Hello, Can someone give me some suggestions on how to deal with my case:
I have a table with project start date and end date, I also know $ of each project, now I need to get the total $ for all project for each month and also compare with the previous month $.
This is what I was thinking: get avg $/month for each project, write a beast mode to indiciate if a project is fall in Jan, Feb, Mar etc by comparing start date and End date. For example if I want to get the total $ for March, then Sum up $ when indicator for Mar is 1. However, I do not know how to get this work. If you have better idea, please let me know.
Below is a sample dataset:
For example, I want to to get total spend on March is $1400, Feb:1400, Jan: 1100, Dec 2018: 400.
|Project||Start Date||End Date||Spend||Avg Monthly Spend|
I have a few questions around this one. First, it looks like you are calculating the average spend by just dividing by the number of calendar months that a project spans. For example, project C would indicate 700 dollars for March even though it is only going through the 15th. Would it be better to calculate daily spend?
`spend` / DATEDIFF(`end_date`,`start_date`)

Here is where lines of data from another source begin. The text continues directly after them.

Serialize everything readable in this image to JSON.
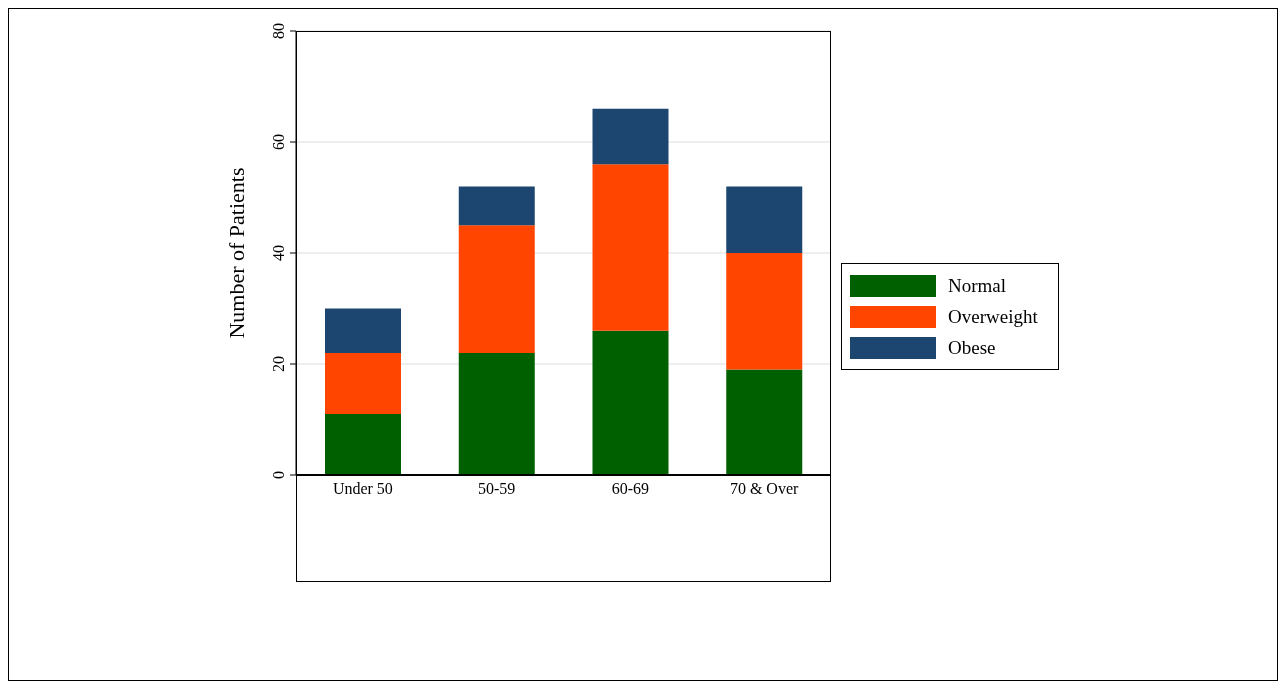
{
  "chart_data": {
    "type": "bar",
    "stacked": true,
    "ylabel": "Number of Patients",
    "categories": [
      "Under 50",
      "50-59",
      "60-69",
      "70 & Over"
    ],
    "series": [
      {
        "name": "Normal",
        "color": "#006000",
        "values": [
          11,
          22,
          26,
          19
        ]
      },
      {
        "name": "Overweight",
        "color": "#ff4500",
        "values": [
          11,
          23,
          30,
          21
        ]
      },
      {
        "name": "Obese",
        "color": "#1c4670",
        "values": [
          8,
          7,
          10,
          12
        ]
      }
    ],
    "ylim": [
      0,
      80
    ],
    "yticks": [
      0,
      20,
      40,
      60,
      80
    ],
    "grid": "y",
    "legend": "right"
  }
}
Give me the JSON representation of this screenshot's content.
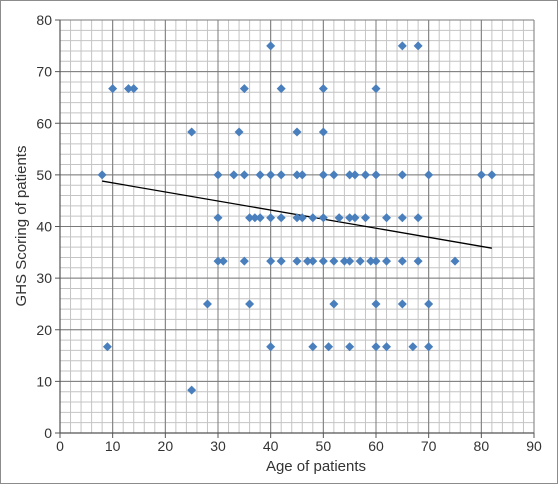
{
  "chart_data": {
    "type": "scatter",
    "title": "",
    "xlabel": "Age of patients",
    "ylabel": "GHS Scoring of patients",
    "xlim": [
      0,
      90
    ],
    "ylim": [
      0,
      80
    ],
    "x_ticks": [
      0,
      10,
      20,
      30,
      40,
      50,
      60,
      70,
      80,
      90
    ],
    "y_ticks": [
      0,
      10,
      20,
      30,
      40,
      50,
      60,
      70,
      80
    ],
    "x_tick_labels": [
      "0",
      "10",
      "20",
      "30",
      "40",
      "50",
      "60",
      "70",
      "80",
      "90"
    ],
    "y_tick_labels": [
      "0",
      "10",
      "20",
      "30",
      "40",
      "50",
      "60",
      "70",
      "80"
    ],
    "grid": true,
    "grid_minor_step": {
      "x": 2,
      "y": 2
    },
    "marker_color": "#4a7fbd",
    "trendline_color": "#000000",
    "points": [
      {
        "x": 8,
        "y": 50
      },
      {
        "x": 9,
        "y": 16.7
      },
      {
        "x": 10,
        "y": 66.7
      },
      {
        "x": 13,
        "y": 66.7
      },
      {
        "x": 14,
        "y": 66.7
      },
      {
        "x": 25,
        "y": 58.3
      },
      {
        "x": 25,
        "y": 8.3
      },
      {
        "x": 28,
        "y": 25
      },
      {
        "x": 30,
        "y": 50
      },
      {
        "x": 30,
        "y": 41.7
      },
      {
        "x": 30,
        "y": 33.3
      },
      {
        "x": 31,
        "y": 33.3
      },
      {
        "x": 33,
        "y": 50
      },
      {
        "x": 34,
        "y": 58.3
      },
      {
        "x": 35,
        "y": 66.7
      },
      {
        "x": 35,
        "y": 50
      },
      {
        "x": 35,
        "y": 33.3
      },
      {
        "x": 36,
        "y": 41.7
      },
      {
        "x": 36,
        "y": 25
      },
      {
        "x": 37,
        "y": 41.7
      },
      {
        "x": 38,
        "y": 50
      },
      {
        "x": 38,
        "y": 41.7
      },
      {
        "x": 40,
        "y": 75
      },
      {
        "x": 40,
        "y": 50
      },
      {
        "x": 40,
        "y": 41.7
      },
      {
        "x": 40,
        "y": 33.3
      },
      {
        "x": 40,
        "y": 16.7
      },
      {
        "x": 42,
        "y": 66.7
      },
      {
        "x": 42,
        "y": 50
      },
      {
        "x": 42,
        "y": 41.7
      },
      {
        "x": 42,
        "y": 33.3
      },
      {
        "x": 45,
        "y": 58.3
      },
      {
        "x": 45,
        "y": 50
      },
      {
        "x": 45,
        "y": 41.7
      },
      {
        "x": 45,
        "y": 33.3
      },
      {
        "x": 46,
        "y": 50
      },
      {
        "x": 46,
        "y": 41.7
      },
      {
        "x": 47,
        "y": 33.3
      },
      {
        "x": 48,
        "y": 41.7
      },
      {
        "x": 48,
        "y": 33.3
      },
      {
        "x": 48,
        "y": 16.7
      },
      {
        "x": 50,
        "y": 66.7
      },
      {
        "x": 50,
        "y": 58.3
      },
      {
        "x": 50,
        "y": 50
      },
      {
        "x": 50,
        "y": 41.7
      },
      {
        "x": 50,
        "y": 33.3
      },
      {
        "x": 51,
        "y": 16.7
      },
      {
        "x": 52,
        "y": 50
      },
      {
        "x": 52,
        "y": 33.3
      },
      {
        "x": 52,
        "y": 25
      },
      {
        "x": 53,
        "y": 41.7
      },
      {
        "x": 54,
        "y": 33.3
      },
      {
        "x": 55,
        "y": 50
      },
      {
        "x": 55,
        "y": 41.7
      },
      {
        "x": 55,
        "y": 33.3
      },
      {
        "x": 55,
        "y": 16.7
      },
      {
        "x": 56,
        "y": 50
      },
      {
        "x": 56,
        "y": 41.7
      },
      {
        "x": 57,
        "y": 33.3
      },
      {
        "x": 58,
        "y": 50
      },
      {
        "x": 58,
        "y": 41.7
      },
      {
        "x": 59,
        "y": 33.3
      },
      {
        "x": 60,
        "y": 66.7
      },
      {
        "x": 60,
        "y": 50
      },
      {
        "x": 60,
        "y": 33.3
      },
      {
        "x": 60,
        "y": 25
      },
      {
        "x": 60,
        "y": 16.7
      },
      {
        "x": 62,
        "y": 41.7
      },
      {
        "x": 62,
        "y": 33.3
      },
      {
        "x": 62,
        "y": 16.7
      },
      {
        "x": 65,
        "y": 75
      },
      {
        "x": 65,
        "y": 50
      },
      {
        "x": 65,
        "y": 41.7
      },
      {
        "x": 65,
        "y": 33.3
      },
      {
        "x": 65,
        "y": 25
      },
      {
        "x": 67,
        "y": 16.7
      },
      {
        "x": 68,
        "y": 75
      },
      {
        "x": 68,
        "y": 41.7
      },
      {
        "x": 68,
        "y": 33.3
      },
      {
        "x": 70,
        "y": 50
      },
      {
        "x": 70,
        "y": 25
      },
      {
        "x": 70,
        "y": 16.7
      },
      {
        "x": 75,
        "y": 33.3
      },
      {
        "x": 80,
        "y": 50
      },
      {
        "x": 82,
        "y": 50
      }
    ],
    "trendline": {
      "x": [
        8,
        82
      ],
      "y": [
        48.8,
        35.8
      ]
    }
  }
}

The next question is around how you want to display the data. If you create a beast mode for each month, you will need to display the data in a table, or possibly a stacked series bar chart. If you run these calculations through in a data flow, you could prepare the data to allow more visualization options. Could you make a sketch or an example graph of how you want to see this data?
Thanks for suggesting to get the daily cost, but a monthly is good enough for us.
As for how I want to use the data:
1. provide the spend for last month,
2. Compare Mom andYoY for spend.
3. Provide spend /visit for last month
4. Compare MoM and YoY for spend/visit.
Currently, I used EndDate as the date to sum up the $, it works fine for the last month(in this case for Apr), but when I compare April $ with March $, I missed $ Spend for projects that run through March and April, becuase the enddate is not March.
I thought of creating the indicators in data flow, then I will need to generate many new columns each for each month_year, we already have 50M rows of data and at the edge of failing our dataflow because of 24 hours limits, therefore, do not want to add more in the dataflow.
There maybe a better way to do it, any suggestions?
Hope I expalined it. Thank you for your help.
Have you had any Domo consultants look through your dataflow to make sure that it is optimized?
I am surprised to hear that 50M rows is taking a full day to process. Are you using MySQL or ETL?
I know 50 M is not "Big Data" at all, it does not make sense to me too. We've been talking with Domo for a while, but they said not much can be done. I use Redshift, I looked at histry of running: The excution time (meaning left join, some calculations) is about 4 hrs, but it takes 5 hours to load data to AWS and 7 hours to get it back. How long does it take your data to upload to AWS and how large is your dataset?
I don't have much experience with redshift, but I did find this article that may point you to some better performance:
I have seen similar issues and the resolution in our scenario was to do the left joins on the data before bringing into Domo. You may want to look at exlcuding unneccessary columns and filtering the data down as much as possible. Good luck!